For some reason your nervous system has become highly sensitised. This is probably because you have experienced too much worry, stress and/or overwork. Your nerves have have had enough and have become over sensitive and as a result they play tricks on you. Like making you think you have an illness that you don't have.
The trouble is you're frightening yourself half to death on a daily basis. As a result you're flooding your nervous system with fear and stress hormones. And it's these hormones that are maintaining your nerves in their over sensitive state. It's a vicious circle isn"t it? Sensitised nerves cause an irrational fear of CA which causes more fear which causes more nervous sensitivity which causes more fear of CA...and round and round it goes.

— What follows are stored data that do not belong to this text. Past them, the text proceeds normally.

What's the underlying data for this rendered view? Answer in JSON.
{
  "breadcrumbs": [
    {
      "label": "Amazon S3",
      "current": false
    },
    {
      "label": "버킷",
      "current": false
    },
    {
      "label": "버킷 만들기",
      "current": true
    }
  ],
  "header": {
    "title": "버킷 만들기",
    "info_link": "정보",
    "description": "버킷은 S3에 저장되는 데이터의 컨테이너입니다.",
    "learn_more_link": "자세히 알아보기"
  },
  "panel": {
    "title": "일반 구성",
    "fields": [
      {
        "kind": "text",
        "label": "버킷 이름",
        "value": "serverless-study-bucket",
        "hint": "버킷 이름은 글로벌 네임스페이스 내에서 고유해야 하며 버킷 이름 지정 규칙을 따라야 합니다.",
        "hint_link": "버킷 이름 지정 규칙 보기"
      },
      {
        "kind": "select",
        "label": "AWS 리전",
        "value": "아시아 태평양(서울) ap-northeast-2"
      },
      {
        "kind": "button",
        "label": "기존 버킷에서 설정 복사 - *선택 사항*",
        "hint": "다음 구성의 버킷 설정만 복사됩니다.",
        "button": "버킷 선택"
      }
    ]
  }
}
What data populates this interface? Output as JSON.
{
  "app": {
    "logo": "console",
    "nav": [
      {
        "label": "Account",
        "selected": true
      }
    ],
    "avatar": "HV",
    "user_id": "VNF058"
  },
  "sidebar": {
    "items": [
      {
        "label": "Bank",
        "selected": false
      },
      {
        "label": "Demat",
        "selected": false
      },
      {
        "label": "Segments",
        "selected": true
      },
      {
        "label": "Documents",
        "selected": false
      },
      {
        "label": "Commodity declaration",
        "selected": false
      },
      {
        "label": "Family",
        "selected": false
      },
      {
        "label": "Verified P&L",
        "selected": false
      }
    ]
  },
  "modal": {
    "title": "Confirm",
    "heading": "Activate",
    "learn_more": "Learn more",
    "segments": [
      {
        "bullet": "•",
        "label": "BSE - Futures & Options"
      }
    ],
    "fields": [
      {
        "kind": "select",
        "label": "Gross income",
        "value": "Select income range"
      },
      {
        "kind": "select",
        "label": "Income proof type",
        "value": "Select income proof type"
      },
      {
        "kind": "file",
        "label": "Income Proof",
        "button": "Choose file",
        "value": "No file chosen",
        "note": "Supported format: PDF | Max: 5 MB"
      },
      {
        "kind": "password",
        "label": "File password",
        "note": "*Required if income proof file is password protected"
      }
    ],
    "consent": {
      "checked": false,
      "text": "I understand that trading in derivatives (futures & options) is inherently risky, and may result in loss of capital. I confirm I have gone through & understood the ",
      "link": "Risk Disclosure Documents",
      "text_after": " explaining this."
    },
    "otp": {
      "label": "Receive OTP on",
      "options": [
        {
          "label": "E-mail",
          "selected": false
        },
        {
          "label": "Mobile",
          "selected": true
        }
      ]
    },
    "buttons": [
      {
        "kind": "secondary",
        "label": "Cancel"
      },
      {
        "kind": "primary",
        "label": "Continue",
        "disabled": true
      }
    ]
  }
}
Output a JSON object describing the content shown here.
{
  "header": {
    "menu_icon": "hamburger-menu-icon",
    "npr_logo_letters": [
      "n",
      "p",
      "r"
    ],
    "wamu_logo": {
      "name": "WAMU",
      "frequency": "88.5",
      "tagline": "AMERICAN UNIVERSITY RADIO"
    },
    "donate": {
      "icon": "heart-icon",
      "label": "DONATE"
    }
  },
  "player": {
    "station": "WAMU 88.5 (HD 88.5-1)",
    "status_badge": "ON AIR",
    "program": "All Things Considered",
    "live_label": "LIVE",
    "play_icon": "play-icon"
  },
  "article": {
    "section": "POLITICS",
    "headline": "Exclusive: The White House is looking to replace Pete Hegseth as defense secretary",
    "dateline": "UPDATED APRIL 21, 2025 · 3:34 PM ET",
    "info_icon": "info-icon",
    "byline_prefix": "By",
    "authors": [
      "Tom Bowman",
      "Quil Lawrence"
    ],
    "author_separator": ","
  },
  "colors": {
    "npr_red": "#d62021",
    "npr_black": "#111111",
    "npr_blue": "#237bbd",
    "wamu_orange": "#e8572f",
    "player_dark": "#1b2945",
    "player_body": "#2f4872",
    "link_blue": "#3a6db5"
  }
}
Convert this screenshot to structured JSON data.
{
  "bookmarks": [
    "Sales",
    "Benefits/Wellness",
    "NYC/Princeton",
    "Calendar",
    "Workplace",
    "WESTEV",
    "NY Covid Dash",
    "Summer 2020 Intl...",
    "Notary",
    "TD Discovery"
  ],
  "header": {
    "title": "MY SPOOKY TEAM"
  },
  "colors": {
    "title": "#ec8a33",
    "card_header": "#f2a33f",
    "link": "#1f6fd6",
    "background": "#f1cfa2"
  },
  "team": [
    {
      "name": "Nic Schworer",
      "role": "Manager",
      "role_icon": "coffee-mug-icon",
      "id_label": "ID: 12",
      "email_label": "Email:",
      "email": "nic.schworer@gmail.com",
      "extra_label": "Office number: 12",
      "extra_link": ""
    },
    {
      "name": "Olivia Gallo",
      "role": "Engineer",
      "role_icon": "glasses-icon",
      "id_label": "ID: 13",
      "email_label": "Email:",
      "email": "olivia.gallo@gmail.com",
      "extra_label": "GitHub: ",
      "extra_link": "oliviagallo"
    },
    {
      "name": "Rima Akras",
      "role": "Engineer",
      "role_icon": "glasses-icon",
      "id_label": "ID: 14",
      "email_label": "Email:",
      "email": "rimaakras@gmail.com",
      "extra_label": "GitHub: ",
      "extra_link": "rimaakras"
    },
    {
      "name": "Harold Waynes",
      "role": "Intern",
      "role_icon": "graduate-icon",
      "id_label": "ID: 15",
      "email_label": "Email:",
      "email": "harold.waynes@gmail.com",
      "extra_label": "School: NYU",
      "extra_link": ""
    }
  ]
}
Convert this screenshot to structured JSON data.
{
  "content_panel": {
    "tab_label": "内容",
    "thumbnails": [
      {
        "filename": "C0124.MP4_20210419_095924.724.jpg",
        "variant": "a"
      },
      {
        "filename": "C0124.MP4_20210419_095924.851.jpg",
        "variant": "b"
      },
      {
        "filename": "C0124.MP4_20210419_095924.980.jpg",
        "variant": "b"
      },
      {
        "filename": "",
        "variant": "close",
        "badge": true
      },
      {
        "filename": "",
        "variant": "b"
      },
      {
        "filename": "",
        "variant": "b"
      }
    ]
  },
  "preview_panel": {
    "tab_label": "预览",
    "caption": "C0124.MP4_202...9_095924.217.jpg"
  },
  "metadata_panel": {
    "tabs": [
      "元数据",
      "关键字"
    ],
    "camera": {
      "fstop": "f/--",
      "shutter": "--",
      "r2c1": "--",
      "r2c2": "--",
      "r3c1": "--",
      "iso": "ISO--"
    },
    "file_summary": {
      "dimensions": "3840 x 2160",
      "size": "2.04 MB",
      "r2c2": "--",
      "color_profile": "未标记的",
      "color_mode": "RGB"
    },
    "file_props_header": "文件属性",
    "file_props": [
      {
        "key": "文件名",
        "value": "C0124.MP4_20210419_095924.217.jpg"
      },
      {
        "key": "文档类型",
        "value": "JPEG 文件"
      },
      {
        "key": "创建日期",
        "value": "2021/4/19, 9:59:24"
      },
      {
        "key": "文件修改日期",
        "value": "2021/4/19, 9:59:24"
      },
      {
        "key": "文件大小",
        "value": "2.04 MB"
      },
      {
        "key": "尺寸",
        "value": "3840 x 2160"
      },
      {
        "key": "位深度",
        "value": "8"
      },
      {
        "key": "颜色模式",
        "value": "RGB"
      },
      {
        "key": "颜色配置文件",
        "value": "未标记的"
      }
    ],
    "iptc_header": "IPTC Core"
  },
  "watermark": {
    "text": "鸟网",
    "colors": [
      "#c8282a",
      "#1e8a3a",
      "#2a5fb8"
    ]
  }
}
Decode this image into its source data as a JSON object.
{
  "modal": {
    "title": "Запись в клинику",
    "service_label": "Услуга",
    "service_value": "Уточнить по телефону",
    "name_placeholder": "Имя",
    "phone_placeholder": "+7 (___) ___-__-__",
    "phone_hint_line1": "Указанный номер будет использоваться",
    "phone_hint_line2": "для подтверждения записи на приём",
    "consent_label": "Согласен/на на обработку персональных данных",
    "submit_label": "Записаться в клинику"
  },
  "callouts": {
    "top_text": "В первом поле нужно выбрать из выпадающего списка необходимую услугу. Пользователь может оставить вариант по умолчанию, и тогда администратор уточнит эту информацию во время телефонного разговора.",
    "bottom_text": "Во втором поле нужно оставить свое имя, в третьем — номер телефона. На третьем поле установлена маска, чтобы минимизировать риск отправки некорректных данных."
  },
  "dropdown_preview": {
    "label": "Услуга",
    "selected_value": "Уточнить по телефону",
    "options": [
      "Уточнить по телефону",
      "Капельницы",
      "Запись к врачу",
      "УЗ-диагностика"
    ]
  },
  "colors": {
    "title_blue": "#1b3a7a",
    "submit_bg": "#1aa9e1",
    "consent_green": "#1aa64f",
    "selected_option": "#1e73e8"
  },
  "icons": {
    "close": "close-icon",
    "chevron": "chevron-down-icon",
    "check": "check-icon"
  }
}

You have to break this vicious circle to recover, it's as simple as that. And the best way to do that is to accept the irrational fear of CA for the time being. Just accept it calmly and with the minimum of fear. Stop fighting it, fighting only causes more stress and tension. Accept it and agree to co-exist with it for a while. What happens when you do that? When you accept the symptom of anxiety you stop pumping out fear hormones - and eventually your nerves return to normal. And when your nerves return to normal through Acceptance your irrational fears about cardiac arrest cease. You're cured. No more stressing and obsessing.
That's the story. There's no reason why it shouldn't work for you.